As I already told you in previous articles, I was traveling for the last 10 days of June. When I came back, I checked various stats for my websites, including Dukeo. I was really excited to discover that Dukeo received its very first PageRank: 4. In my opinion, getting a pagerank of 4 straight from the beginning is not that bad. Some will argue over the importance of PageRank: this is what gave me the idea of this post.
Let’s take things back from the very beginning! PageRank is an algorithm-based system which allows to give a numeric “weight” to each and every element of a network of linked documents, with the goal of determining the importance of each element relatively to each other.
Here is a small description of PageRank as given by Google:
PageRank reflects our view of the importance of web pages by considering more than 500 million variables and 2 billion terms. Pages that we believe are important pages receive a higher PageRank and are more likely to appear at the top of the search results.
PageRank also considers the importance of each page that casts a vote, as votes from some pages are considered to have greater value, thus giving the linked page greater value. We have always taken a pragmatic approach to help improve search quality and create useful products, and our technology uses the collective intelligence of the web to determine a page’s importance.
To make it simple: the first rule of PageRank is that the more links you get to your website, the more “votes of confidence” you are receiving. So Google considers that your content must be valuable. (This is why it’s important to build links to your website)
The second rule which was taken into consideration by SEO specialists is that it’s probably working the other way too: the more you link to authority websites in your field, the more it looks like your know your field. If you link to A-list websites, it should increase the value of your own website. (This is why it’s important to link to authority websites in your pages)
The third rule was a consequence of both previous rules: the concept of neighborhood. People quickly understood that by building link farms, they could game the system by creating thousands (if not hundreds of thousands) of links to their own A-list websites. To face this issue, the concept of neighborhood was introduced. Your website could have thousands of links to its pages, but if all these links are coming from low quality websites, it will actually lower the value of your site. (This is why it’s important to build links to your website, from quality sites only)

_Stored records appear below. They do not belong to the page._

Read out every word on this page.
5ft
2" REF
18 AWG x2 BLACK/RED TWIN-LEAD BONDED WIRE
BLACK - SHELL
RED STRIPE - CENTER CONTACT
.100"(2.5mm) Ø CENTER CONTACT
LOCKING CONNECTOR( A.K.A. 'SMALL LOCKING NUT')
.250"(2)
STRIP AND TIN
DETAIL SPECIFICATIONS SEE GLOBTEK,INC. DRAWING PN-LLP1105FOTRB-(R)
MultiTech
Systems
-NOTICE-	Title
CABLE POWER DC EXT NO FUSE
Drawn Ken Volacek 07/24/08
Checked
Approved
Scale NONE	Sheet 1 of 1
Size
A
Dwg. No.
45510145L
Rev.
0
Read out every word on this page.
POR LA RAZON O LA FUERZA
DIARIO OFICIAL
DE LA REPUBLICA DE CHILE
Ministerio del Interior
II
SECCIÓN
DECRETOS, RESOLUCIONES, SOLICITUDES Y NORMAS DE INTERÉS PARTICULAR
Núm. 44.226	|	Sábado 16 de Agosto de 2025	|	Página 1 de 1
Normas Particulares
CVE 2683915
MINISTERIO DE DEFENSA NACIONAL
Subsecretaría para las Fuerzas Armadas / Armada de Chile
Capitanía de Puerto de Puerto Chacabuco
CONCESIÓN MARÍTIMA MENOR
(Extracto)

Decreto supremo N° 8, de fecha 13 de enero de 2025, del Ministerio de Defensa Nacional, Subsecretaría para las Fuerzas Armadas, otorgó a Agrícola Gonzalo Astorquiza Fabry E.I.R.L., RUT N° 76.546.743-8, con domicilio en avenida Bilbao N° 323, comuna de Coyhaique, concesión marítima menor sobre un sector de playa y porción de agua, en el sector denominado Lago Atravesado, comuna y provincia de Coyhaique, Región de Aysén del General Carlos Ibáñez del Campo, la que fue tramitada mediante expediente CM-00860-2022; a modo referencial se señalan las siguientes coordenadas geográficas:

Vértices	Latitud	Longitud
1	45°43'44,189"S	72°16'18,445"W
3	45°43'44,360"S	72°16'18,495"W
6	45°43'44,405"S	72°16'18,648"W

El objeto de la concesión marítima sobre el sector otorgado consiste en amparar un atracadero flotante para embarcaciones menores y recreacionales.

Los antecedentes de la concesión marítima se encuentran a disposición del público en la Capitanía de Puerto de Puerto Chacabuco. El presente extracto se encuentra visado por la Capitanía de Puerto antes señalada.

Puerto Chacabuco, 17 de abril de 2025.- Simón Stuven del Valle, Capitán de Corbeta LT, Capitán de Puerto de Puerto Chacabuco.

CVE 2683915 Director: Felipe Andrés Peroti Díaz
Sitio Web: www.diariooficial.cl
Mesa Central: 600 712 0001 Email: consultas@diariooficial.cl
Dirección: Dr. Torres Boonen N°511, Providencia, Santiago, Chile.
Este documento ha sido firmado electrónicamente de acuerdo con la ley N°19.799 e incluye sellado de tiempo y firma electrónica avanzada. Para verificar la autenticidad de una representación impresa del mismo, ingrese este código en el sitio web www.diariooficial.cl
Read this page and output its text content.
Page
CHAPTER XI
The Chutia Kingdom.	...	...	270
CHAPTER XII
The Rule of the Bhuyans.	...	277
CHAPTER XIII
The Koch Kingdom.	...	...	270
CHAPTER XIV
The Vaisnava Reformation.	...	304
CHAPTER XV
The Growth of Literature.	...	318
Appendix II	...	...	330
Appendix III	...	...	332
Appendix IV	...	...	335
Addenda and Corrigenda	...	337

Then, with the development of semantic analysis, people started saying that the PageRank lost some of its importance. Instead of building link farms, people started building content farms. The links were not considered as the Graal of improving your rankings. The quality and uniqueness of the content came into the equation.
In my opinion, we shouldn’t be as extreme as the people who are saying that PageRank doesn’t mean anything anymore. It may have lost some of its importance, but certainly not that much. It would be pretty dumb to say that working to improve your PageRank is useless. And it would be pretty dumb to say that Google doesn’t weight their own PageRank classification anymore.
I’m pretty sure that Google must have updated the way PageRank is calculated, and checking websites’ PageRank to have an idea of how they are doing in Google’s Search Engine is still a very important thing to do. If your website has a high PageRank, it still means that it is appreciated by Google algorithms and you will get better rankings in the SERPs.